There’s an option to download the School Loop gradebook. I needed to download it for some other reason, but once I started applying formulas to it, I saw disturbing trends that I feel like a complete failure for not having seen earlier. It’s too late for some of these kids and that’s my fault. There’s nothing I can do about it now except send out email letting them know what they did not turn in. Truthfully, they should already know all of this since School Loop puts my gradebook at their immediate disposal.

Here’s the truth: that sounds good in theory, but it’s horrible in practice.

Students don’t look at gradebooks the way teachers do. They look at the bottom line and go from there. “What’s my grade right now?” “How did I do on that last assignment?” “What’s my grade right now?” “How low can I score on that midterm and still pass?” “What’s my grade right now?” And weighting, while making for a more accurate grade in my eyes, makes it more complicated for the students to understand where their points are going. Maybe I need to develop a lesson around how to read a gradebook. Yikes…

So I’ve been here late the last two nights writing email to students (called “LoopMail” because it uses School Loop to send out to the students).

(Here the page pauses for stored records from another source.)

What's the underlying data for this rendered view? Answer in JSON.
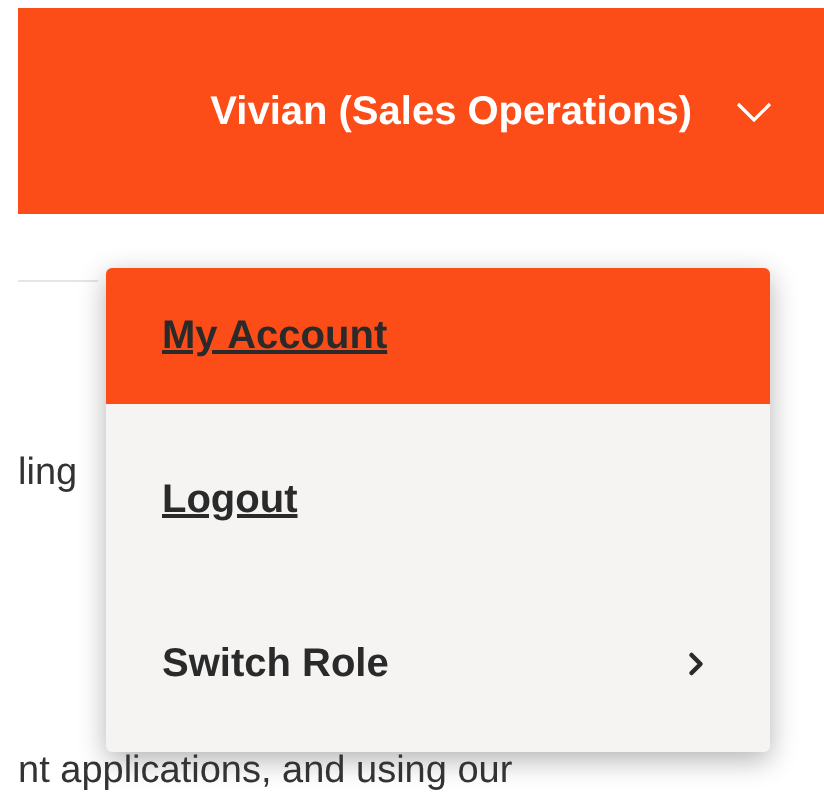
{
  "header": {
    "user_label": "Vivian (Sales Operations)",
    "expanded": true
  },
  "body_text": [
    "ling",
    "nt applications, and using our"
  ],
  "menu": {
    "items": [
      {
        "label": "My Account",
        "kind": "link",
        "selected": true
      },
      {
        "label": "Logout",
        "kind": "link",
        "selected": false
      },
      {
        "label": "Switch Role",
        "kind": "submenu",
        "selected": false
      }
    ]
  }
}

Sadly, those students may or may not be in the habit of checking School Loop and may or may not be in the habit of checking email. Of the four students I saw today that I emailed yesterday, only one saw what I wrote ahead of time. I’ll tell you the count tomorrow.

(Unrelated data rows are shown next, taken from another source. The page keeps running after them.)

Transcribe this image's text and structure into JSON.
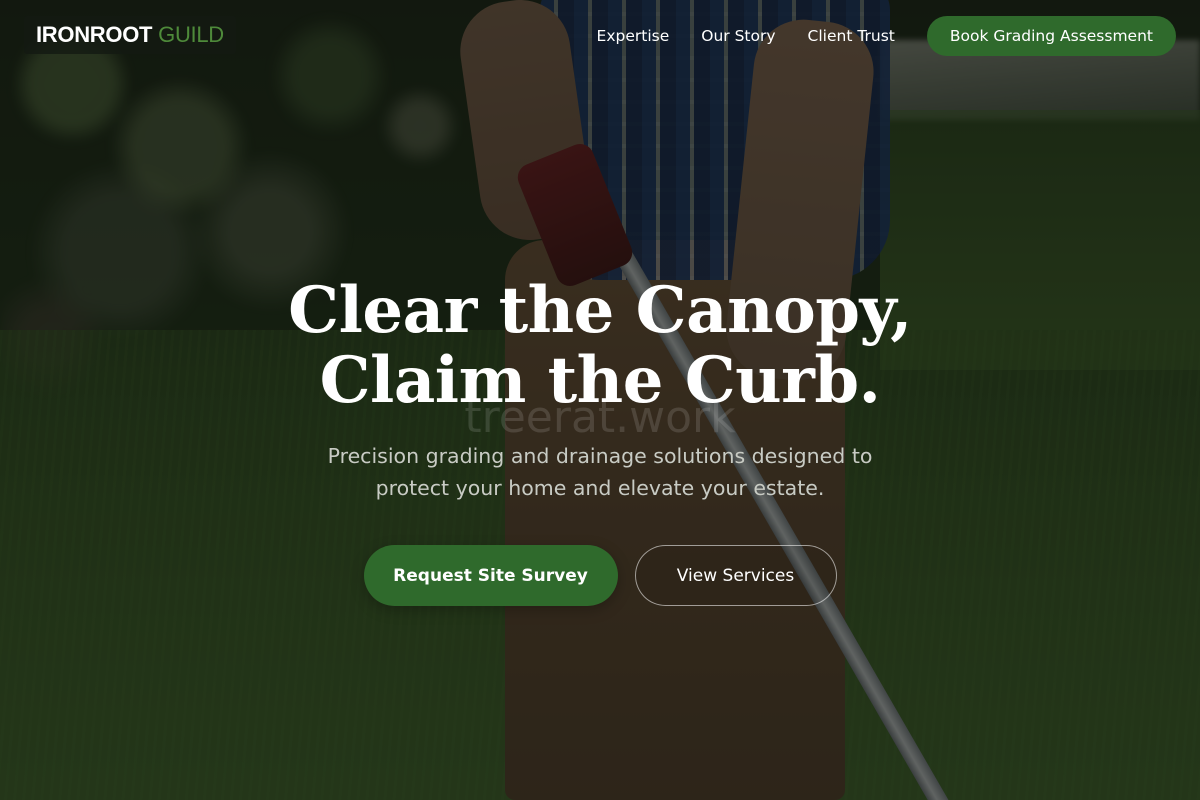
{
  "brand": {
    "name_part1": "IRONROOT",
    "name_part2": "GUILD"
  },
  "nav": {
    "links": [
      {
        "label": "Expertise"
      },
      {
        "label": "Our Story"
      },
      {
        "label": "Client Trust"
      }
    ],
    "cta_label": "Book Grading Assessment"
  },
  "hero": {
    "headline_line1": "Clear the Canopy,",
    "headline_line2": "Claim the Curb.",
    "watermark": "treerat.work",
    "subtitle": "Precision grading and drainage solutions designed to protect your home and elevate your estate.",
    "primary_cta": "Request Site Survey",
    "secondary_cta": "View Services"
  },
  "colors": {
    "accent_green": "#2f6a2c",
    "logo_green": "#4e8a3a",
    "text_white": "#ffffff"
  }
}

These emails I’m writing are the things students need to do to raise their grade, most of them from an F to a passing grade. My F rate is depressingly high. My D rate is likewise troubling. My single solace is that some of those Fs are due to attendance (11% of Fs) or are radically below 50% (57% of Fs). I always thought that a student had to try awfully hard to earn less than 50% given that I assign 50% to all late work and never score any work lower than 50%, even if poorly done. Well, apparently it isn’t so difficult because a bulk of my Fs have done exactly that.

Now the big question: do I stop using School Loop for grades? I need to see these issues earlier than at the end of semester. The catch is that the grades are now back in my sole control, where I update online grades (PDFs for each period) just about every 3 weeks. Also, parents and other teachers don’t have access to student grades anywhere near as easily. I could continue with School Loop and find ways to make that data work for me. The catch here is that, while the grades are easier for the community of the concerned, I run the risk of not noticing habits until too late because the interface doesn’t give me what I need.

To be honest, now that I know what I need to do, I can just download the gradebook and paste the new numbers atop the old in a spreadsheet. Update those every time I enter new grades and I’ve got two gradebooks in place without much effort. It’s a bit more work, but I don’t think any formulas will get messed up. I plan to write an entry detailing all the formulas I use so that anyone else out there in a similar position can take advantage.

I’m sickened over how this semester has played out. I can’t shake that nagging feeling. You know the one I’m talking about, the big ogre looming over your shoulder in times like these.

Anyone else experiencing this kind of crisis? What are your grades telling you?


1. JackieB says:

[1/17/2008 - 7:38 am]

Well, my crisis is a bit different. I’m trying to overcome the “What is the minimum I have to do to pass?” mentality. Case in point: I have a student who has an 89% going in to the final. She asked if she could just skip the final and take a C for the course. I wanted to cry.

2. Todd says:

[1/23/2008 - 9:13 pm]

I had the same thing in one of my classes: a student with an A before finals who decided not to do the last few projects, ending the semester with a C.